Les Devriès, Estelle Gautier, ma femme, se retirèrent dans une chambre. Théo tint compagnie au prince Léon Dierx dans le salon. Et Émile Bergerat m’entraîna dans le jardin.

Le jeune homme sans œuvre et sans annonce que j’étais ne présentait aucun intérêt à l’écrivain notable. Mais j’avais lu récemment de lui un roman qui m’avait ému et enthousiasmé, et je l’avouai à son auteur. J’ai tout oublié de cette œuvre, les personnages, les épisodes, la psychologie s’il y en a, et je ne suis jamais retourné y voir et je n’y retournerai jamais. Donc, tout oublié, sauf le thème essentiel, qui est un chèque. Le roman s’intitule d’ailleurs Le Chèque. Une jeune femme, dont les détours et les difficultés sont abolis dans ma mémoire, s’engageait par ce chèque à payer au bénéficiaire, tel jour qu’il lui conviendrait, sa propre personne, corps et âme. Que répondit Bergerat à mon juvénile enthousiasme ? Là aussi, complète amnésie, et j’ignore si Bergerat fut une pie ou une carpe.

Nous rentrâmes au salon, et bientôt nous y rejoignit le groupe de la « malade », avec la « malade » elle-même.

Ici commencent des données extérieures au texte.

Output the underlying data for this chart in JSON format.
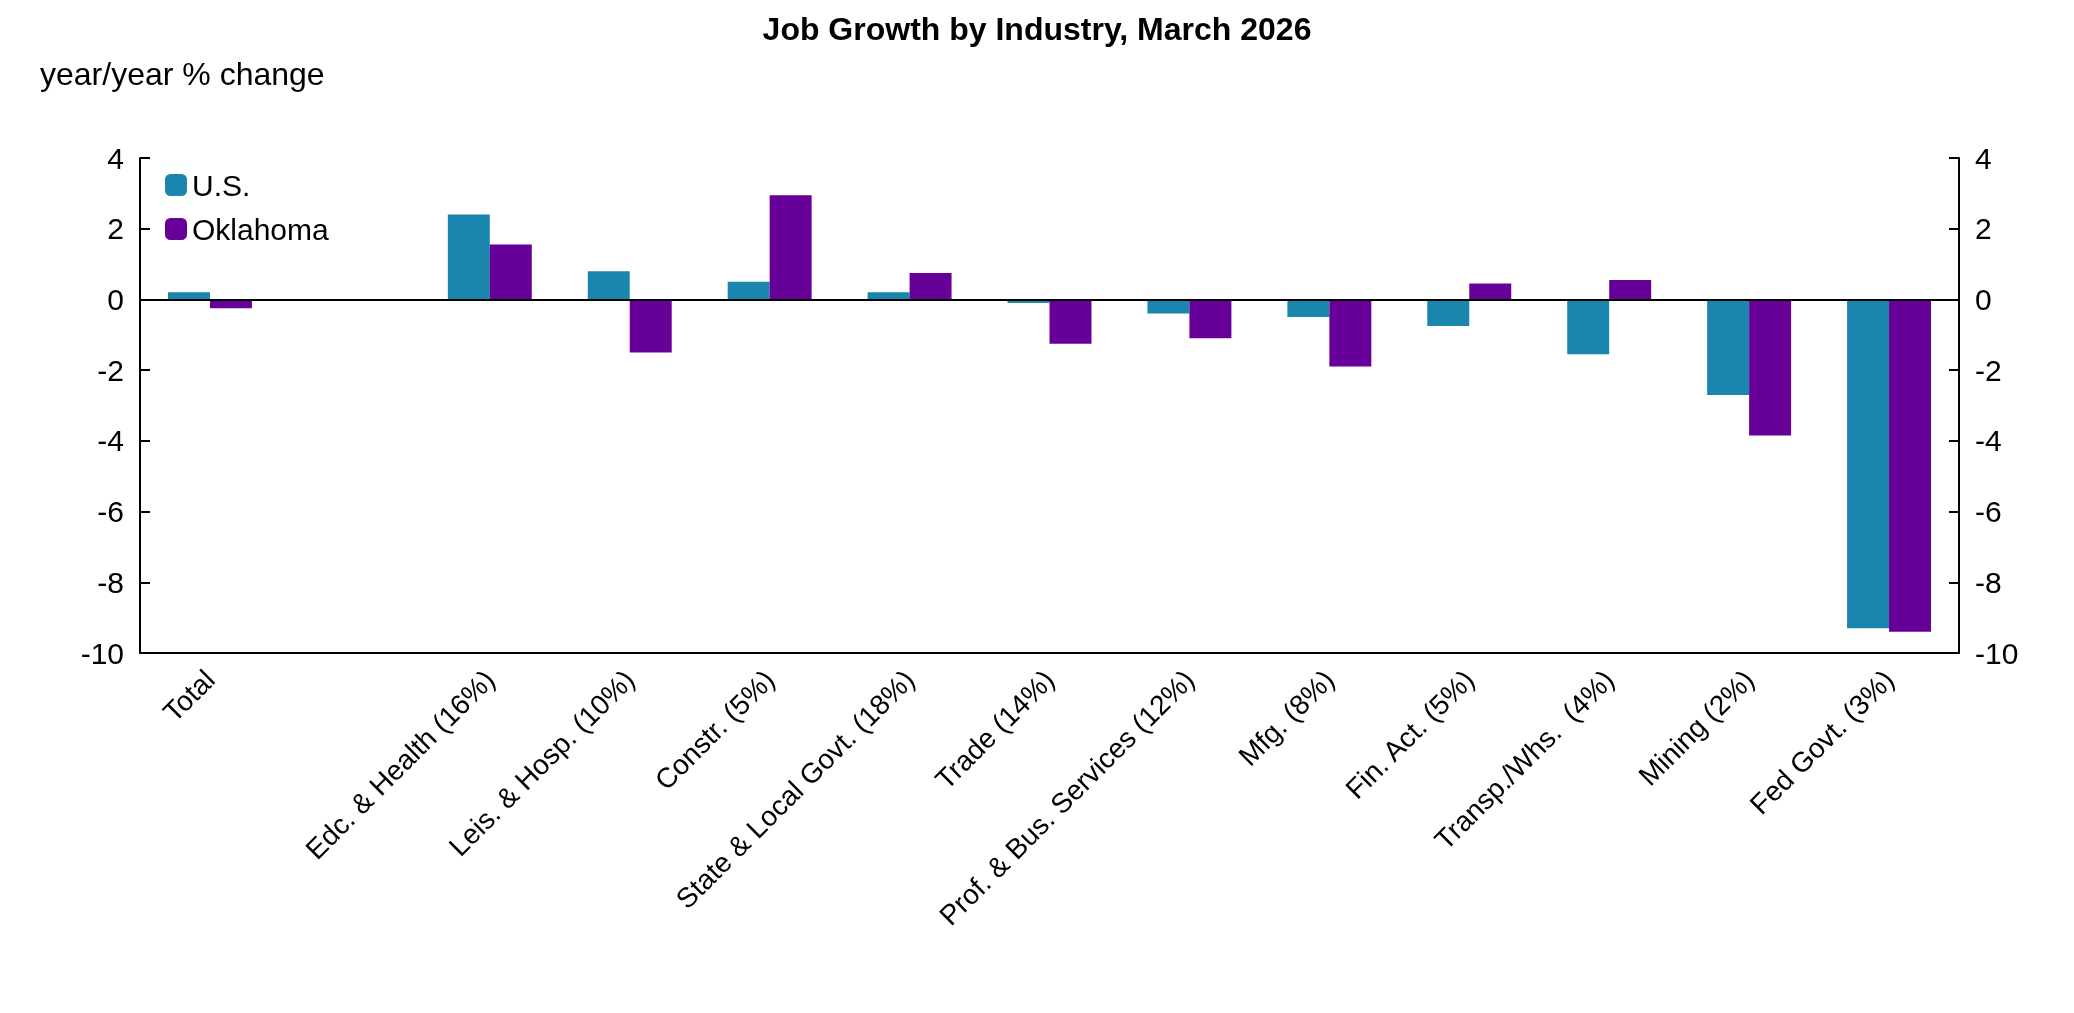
{
  "chart_data": {
    "type": "bar",
    "title": "Job Growth by Industry, March 2026",
    "ylabel": "year/year % change",
    "categories": [
      "Total",
      null,
      "Edc. & Health (16%)",
      "Leis. & Hosp. (10%)",
      "Constr. (5%)",
      "State & Local Govt. (18%)",
      "Trade (14%)",
      "Prof. & Bus. Services (12%)",
      "Mfg. (8%)",
      "Fin. Act. (5%)",
      "Transp./Whs.  (4%)",
      "Mining (2%)",
      "Fed Govt. (3%)"
    ],
    "series": [
      {
        "name": "U.S.",
        "color": "#1a86ad",
        "values": [
          0.2,
          null,
          2.4,
          0.8,
          0.5,
          0.2,
          -0.1,
          -0.4,
          -0.5,
          -0.75,
          -1.55,
          -2.7,
          -9.3
        ]
      },
      {
        "name": "Oklahoma",
        "color": "#660099",
        "values": [
          -0.25,
          null,
          1.55,
          -1.5,
          2.95,
          0.75,
          -1.25,
          -1.1,
          -1.9,
          0.45,
          0.55,
          -3.85,
          -9.4
        ]
      }
    ],
    "ylim": [
      -10,
      4
    ],
    "yticks": [
      -10,
      -8,
      -6,
      -4,
      -2,
      0,
      2,
      4
    ],
    "y2lim": [
      -10,
      4
    ],
    "y2ticks": [
      -10,
      -8,
      -6,
      -4,
      -2,
      0,
      2,
      4
    ],
    "ref_lines": [
      {
        "axis": "y",
        "value": 0,
        "color": "#000000"
      }
    ],
    "legend": "top left"
  }
}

Ils avaient une drôle de tête. Le médecin annonça : « Madame Devriès, qui n’était pas malade du tout, accouchera demain ou après-demain ». Stupeur et premier silence de pierre. Personne ne se doutait de rien, pas même l’intéressée, à moins qu’il n’y eût en elle feintise. Je ne le croirais pas si on me le contait aujourd’hui, mais, comme dit La Fontaine, j’y étais et telle chose m’advint. L’accouchement eut lieu le lendemain, ainsi qu’il avait été prévu in extremis. S’il vit, l’héritier des Devriès doit avoir aujourd’hui une bonne soixantaine d’années (1970).

Voilà bouclé mon second circuit.

* *

Vingt-cinq ans après cette histoire de Saint-Lunaire, — Léon Dierx et Émile Bergerat étant morts tous deux —, Francis Ambrière, avec qui je m’entretenais de Flaubert dans les bureaux du Mercure de France, me révéla un chèque tout semblable à celui du roman de Bergerat, mais celui-là parfaitement réel, un chèque tiré au profit de Flaubert par une jeune gouvernante anglaise, celle-là même, semble-t-il, qui s’occupait de la petite nièce Caroline à Croisset. Elle s’y engageait à payer à Flaubert sa propre personne quand il voudrait. Pourquoi pas sur place et sur l’heure ? Il eût été dangereux et indélicat que les accordailles se produisent à Croisset, entre la mère et la petite nièce, ou bien même dans une escapade à Rouen. Il fallait attendre le retour de la jeune gouvernante dans ses foyers, en Angleterre. Sous un prétexte quelconque, Flaubert fit alors un bond jusqu’à Londres, où le chèque, m’assura Francis Ambrière, fut « honoré ».

Je citai à mon confrère le roman de Bergerat, qu’il ignorait, et il ne douta pas.

Flaubert adorait son maître Théophile Gautier jusqu’à la dévotion, et il le tutoyait, de même que ses deux filles, Judith et Estelle. L’amitié intime qu’il eut pour Bergerat fut comme un héritage de celle-là. Or, malgré sa vieille devise « Cache ta vie », Flaubert se racontait volontiers à quelques proches, surtout dans les dernières années, et il dut narrer à Bergerat l’histoire de la gouvernante anglaise d’où est sorti le roman Le Chèque (1).

Savez-vous ce que c’est que faner… ou glaner ?

Gérard-Gailly

(1) Émile Bergerat : Les drames de l’honneur : Le chèque. Roman. (Paris, P. Ollendorf, 1893, in-18, 376 F. [B.N. 8 Y 2 , 48097).